I drop to my knees beside Cassius, my hands already moving, brushing blood from his face, searching for the worst of hisinjuries. Sylvian rolls him gently onto his stomach and lifts up his shirt. Up close, it’s worse than I thought. The wounds are deep, too many of them, the blood loss far too much. His skin is cold beneath my fingers, his breathing shallow and uneven.

“Cassius,” I whisper, my throat tightening as I press my hand lightly against his shoulder, as if I can somehow keep his heart beating through sheer will.

He doesn’t respond.

Panic rises again, quieter this time, but no less sharp.

“He’s breathing,” Sylvian says softly beside me, though there’s strain in his voice, like he’s trying to convince himself as much as me. There’s dried blood streaked across Sylvian’s back and legs where the blades first caught him, the cuts shallow compared to the others but still enough to leave him pale and weakened.
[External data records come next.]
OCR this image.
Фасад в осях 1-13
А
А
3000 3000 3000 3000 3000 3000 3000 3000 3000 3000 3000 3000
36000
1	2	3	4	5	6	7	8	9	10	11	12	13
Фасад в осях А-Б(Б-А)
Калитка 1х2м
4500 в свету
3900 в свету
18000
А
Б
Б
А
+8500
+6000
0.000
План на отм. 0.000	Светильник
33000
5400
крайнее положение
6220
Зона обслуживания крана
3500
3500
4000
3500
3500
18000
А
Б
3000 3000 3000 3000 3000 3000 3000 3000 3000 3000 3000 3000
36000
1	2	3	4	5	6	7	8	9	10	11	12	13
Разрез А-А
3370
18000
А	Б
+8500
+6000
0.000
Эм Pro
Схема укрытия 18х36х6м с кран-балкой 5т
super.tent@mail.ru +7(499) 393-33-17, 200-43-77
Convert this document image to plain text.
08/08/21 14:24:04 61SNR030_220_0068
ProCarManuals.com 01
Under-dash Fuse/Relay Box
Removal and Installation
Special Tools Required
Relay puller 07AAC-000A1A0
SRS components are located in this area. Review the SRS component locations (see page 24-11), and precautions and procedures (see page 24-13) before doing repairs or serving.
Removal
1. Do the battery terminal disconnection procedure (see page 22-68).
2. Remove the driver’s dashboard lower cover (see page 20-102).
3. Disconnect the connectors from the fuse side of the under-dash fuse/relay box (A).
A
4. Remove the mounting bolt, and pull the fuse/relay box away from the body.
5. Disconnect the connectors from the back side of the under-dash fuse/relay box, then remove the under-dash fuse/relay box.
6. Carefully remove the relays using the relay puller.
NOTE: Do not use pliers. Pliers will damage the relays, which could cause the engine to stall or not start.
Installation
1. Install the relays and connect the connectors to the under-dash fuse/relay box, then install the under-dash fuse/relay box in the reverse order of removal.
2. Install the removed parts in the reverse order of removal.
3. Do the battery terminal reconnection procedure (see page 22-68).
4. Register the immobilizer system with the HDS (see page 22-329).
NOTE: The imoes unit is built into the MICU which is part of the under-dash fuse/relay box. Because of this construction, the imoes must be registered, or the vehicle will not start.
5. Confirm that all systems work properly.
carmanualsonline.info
He had been the first freed. The first pulled away from the knives before they could dig too deep.

Oberon crouches on Cassius’s other side, his jaw tight as he presses a hand against one of the deeper wounds, trying to slow the bleeding. His movements are rough at first, then careful, controlled, like he’s forcing himself to be gentle. Blood slicks his hands, fresh and dark, seeping steadily from the long, carved gashes along Cassius’s back and legs. Oberon’s own injuries are worse than Sylvian’s, deeper cuts where the blades had risen higher before he was freed, but he ignores them completely.

Ashton sinks down against the wall with a quiet exhale, his head falling back for a second before he forces himself upright again, dragging himself closer. His breathing is uneven, his body clearly giving him trouble, the fabric at his side torn and stained where one of the blades had bitten in deeper. “What do you need?” he asks, his voice unwavering despite the weariness dragging at him.

“Cloth,” I say quickly. “Anything clean.”

He nods and starts tearing a piece of cloth from inside his bag without hesitation.

“And something to stitch him up?”

“I don’t think we have anything,” Sylvian says.